In a fully-sharded data-parallel AllReduce we move the weights across chips. We can also shard the feedforward dimension of the model and move the activations during the layer — this is called “1D model parallelism” or Megatron sharding
As noted, In[B, DY] *D Win[D, FY] *F Wout[FY, D] -> Out[B, DY] means we have to gather our activations before the first matmul. This is cheaper than ZeRO sharding when the activations are smaller than the weights. This is typically true only with some amount of ZeRO sharding added (which reduces the size of the gather). This is one of the reasons we tend to mix ZeRO sharding and model parallelism.
Tensor Parallelism:
Forward pass: need to compute Loss[B]
Backward pass: need to compute dWout[FY, D], dWin[D, FY]
One nice thing about tensor parallelism is that it interacts nicely with the two matrices in our Transformer forward pass. Naively, we would do an AllReduce after each of the two matrices. But here we first do In[B, DY] * Win[D, FY] -> Tmp[B, FY] and then Tmp[B, FY] * Wout[FY, D] -> Out[B, DY]. This means we AllGather In at the beginning, and ReduceScatter Out at the end, rather than doing an AllReduce.
How costly is this? Let’s only model the forward pass - the backwards pass is just the transpose of each operation here. In 1D model parallelism we AllGather the activations before the first matmul, and ReduceScatter them after the second, sending two bytes at a time (bf16). Let’s figure out when we’re bottlenecked by communication.
\[\begin{align} T_{math} & = \frac{4 \cdot B \cdot D \cdot F}{Y \cdot C} \\ T_{comms} & = \frac{2 * 2 * (B \cdot D)}{W_\text{ici}}\\ \textnormal{T} & \approx \max \left(\frac{4 \cdot B \cdot D \cdot F}{Y \cdot C}, \frac{2 * 2 * (B \cdot D)}{W_\text{ici}}\right) \end{align}\]Noting that we want compute cost to be greater than comms cost, we get:
\[\begin{align} \frac{4 \cdot B \cdot D \cdot F}{Y \cdot C} > \frac{2 * 2 * (B \cdot D)}{W_\text{ici}} \end{align}\] \[\begin{align} \frac{F}{Y \cdot C} > \frac{1}{W_\text{ici}} \end{align}\] \[\begin{align} F > Y \cdot \frac{C}{W_\text{ici}} \end{align}\]Thus for instance, for TPUv5p, \(C / W_{ici} = 2550\) in bf16, so we can only do tensor parallelism up to \(Y < F / 2550\).

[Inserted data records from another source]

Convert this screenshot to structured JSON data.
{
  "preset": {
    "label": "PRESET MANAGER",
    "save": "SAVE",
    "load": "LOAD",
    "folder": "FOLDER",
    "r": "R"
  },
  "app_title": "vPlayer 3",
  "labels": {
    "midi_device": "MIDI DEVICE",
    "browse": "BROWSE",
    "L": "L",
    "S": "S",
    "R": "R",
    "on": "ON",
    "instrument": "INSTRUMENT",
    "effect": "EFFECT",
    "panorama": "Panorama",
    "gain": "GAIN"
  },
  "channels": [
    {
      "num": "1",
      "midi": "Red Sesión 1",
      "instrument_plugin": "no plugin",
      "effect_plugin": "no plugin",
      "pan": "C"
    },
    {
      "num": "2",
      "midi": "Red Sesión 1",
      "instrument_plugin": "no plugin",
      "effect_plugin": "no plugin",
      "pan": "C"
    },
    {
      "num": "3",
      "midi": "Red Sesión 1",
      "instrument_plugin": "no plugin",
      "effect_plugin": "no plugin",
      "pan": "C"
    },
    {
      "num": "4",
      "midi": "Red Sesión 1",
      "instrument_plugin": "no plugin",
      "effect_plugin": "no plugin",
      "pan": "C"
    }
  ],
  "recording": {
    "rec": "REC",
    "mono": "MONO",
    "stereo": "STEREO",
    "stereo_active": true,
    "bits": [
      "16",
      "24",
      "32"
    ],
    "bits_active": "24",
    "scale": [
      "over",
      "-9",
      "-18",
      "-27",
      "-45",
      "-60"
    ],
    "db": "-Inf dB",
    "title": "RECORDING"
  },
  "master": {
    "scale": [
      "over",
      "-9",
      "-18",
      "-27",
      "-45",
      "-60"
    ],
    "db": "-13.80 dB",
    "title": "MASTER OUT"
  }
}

When we have multiple ICI axes, our \(T_\text{comms}\) is reduced by a factor of $n_\text{axes}$, so we get \(Y < n_\text{axes} * F / 2550\).
Takeaway: model parallelism becomes communication bound when \(Y > n_\text{axes} * F / 2550\). For most models this is between 8 and 16-way model parallelism.
Note that this doesn’t depend on the precision of the computation, since e.g. for int8, on TPUv5p, \(C_\text{int8} / W_{ici}\) is \(5100\) instead of \(2550\) but the comms volume is also halved, so the two factors of two cancel.
Let’s think about some examples:
On TPUv4p with LLaMA 3-70B with \(D = 8192,\) \(F \approx 30,000\), we can comfortably do 8-way model parallelism, but will be communication bound on 16 way model parallelism. The required F for model 8 way model sharding is 20k.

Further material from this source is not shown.